Today’s dilemna: When do you publish photos of someone dealing with a tragedy?
Last Wednesday I looked up after parking my car at the Press Democrat to see a giant plume of black (black is bad, white good) smoke within a half mile of the office. I was on the scene of the King St. house fire as the first fire truck was arriving.
For the future photojournalist, always shoot flames first. Those darn firefighters tend to put them out as soon as they can. Second look for the human element. How did this fire affect the people who live there.
It was easy to find the owner, who was crying loudly on the curb near the scene, comforted by some of his dogs and friends. I quickly shot a few photos with a very long lens, and then back to the flames. A neighbor shooting video told me the owner feared more of his dogs were trapped in the fire. I love my dog, so I grieved for him, but still kept one eye on him and grabbed a few more frames. The poor guy later approached me and asked me not to publish pictures of him crying.
Sometimes I can reassure a subject the image will not be published, but this time I wasn’t sure if the image was important or not. I told him, “I’m sorry, I can’t promise you that.” This one was a tough call and I didn’t want to make it in the field. Very early on I learned to photograph everything, and decide with my editors what to publish back at the office. In this case we edited 8 photos from the scene—only one of the victim. In the paper the next day the image ran small on the second page of the local. Click here for a link to the gallery of the local fire.
Why are images of tragedy important? Sometimes they lead to big changes in the world—images from the Vietnam war (this hyperlink leads to 30 photos that changed the world including many from Vietnam) certainly helped end the conflict. Sometimes changes are small but important—Stanley Forman’s (click here for Forman’s site) horrifying image of a woman and child falling from a fire escape led to changes in the law regarding safety issues and fire escapes.

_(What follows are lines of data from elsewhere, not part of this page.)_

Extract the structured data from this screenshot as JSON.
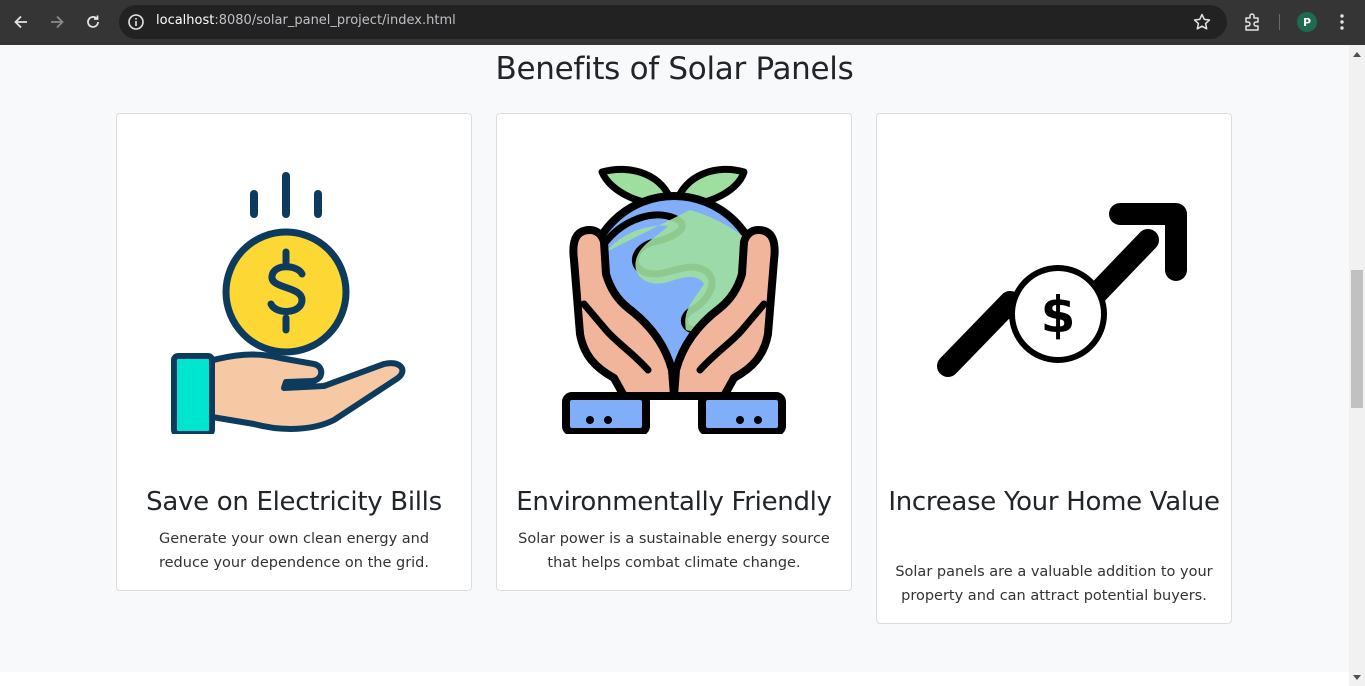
{
  "browser": {
    "url_host": "localhost",
    "url_rest": ":8080/solar_panel_project/index.html",
    "profile_initial": "P",
    "icons": [
      "back-icon",
      "forward-icon",
      "reload-icon",
      "site-info-icon",
      "bookmark-star-icon",
      "extensions-icon",
      "menu-icon"
    ]
  },
  "page": {
    "section_title": "Benefits of Solar Panels",
    "cards": [
      {
        "icon": "hand-coin-icon",
        "title": "Save on Electricity Bills",
        "text": "Generate your own clean energy and reduce your dependence on the grid."
      },
      {
        "icon": "hands-earth-icon",
        "title": "Environmentally Friendly",
        "text": "Solar power is a sustainable energy source that helps combat climate change."
      },
      {
        "icon": "growth-arrow-dollar-icon",
        "title": "Increase Your Home Value",
        "text": "Solar panels are a valuable addition to your property and can attract potential buyers."
      }
    ]
  },
  "colors": {
    "chrome_bar": "#353535",
    "omnibox": "#222222",
    "page_bg": "#f8f9fa",
    "coin_yellow": "#fdd835",
    "outline_navy": "#0d3b5e",
    "cuff_teal": "#00e5d0",
    "skin": "#f6c9a4",
    "earth_blue": "#80aef8",
    "earth_green": "#9edfa0",
    "hand_salmon": "#f0b59a"
  }
}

This case was different. No great changes in the world coming from publishing. We see the image of him crying, the worried look on his dogs faces and we put ourselves in his position. Maybe we double check our smoke detectors or just hug our dogs. I believe people viewing the image empathize with him, not stigmatize him. Images like this one most often lead the general public to offer donations to help the people get back on their feet. People have requested prints of images from the most tragic of scenes.
The victim’s brother didn’t think so. He called late that night. Most of the words were a four-letter variety, but in between he yelled, “I hope you feel good making money off other people’s tragedy.”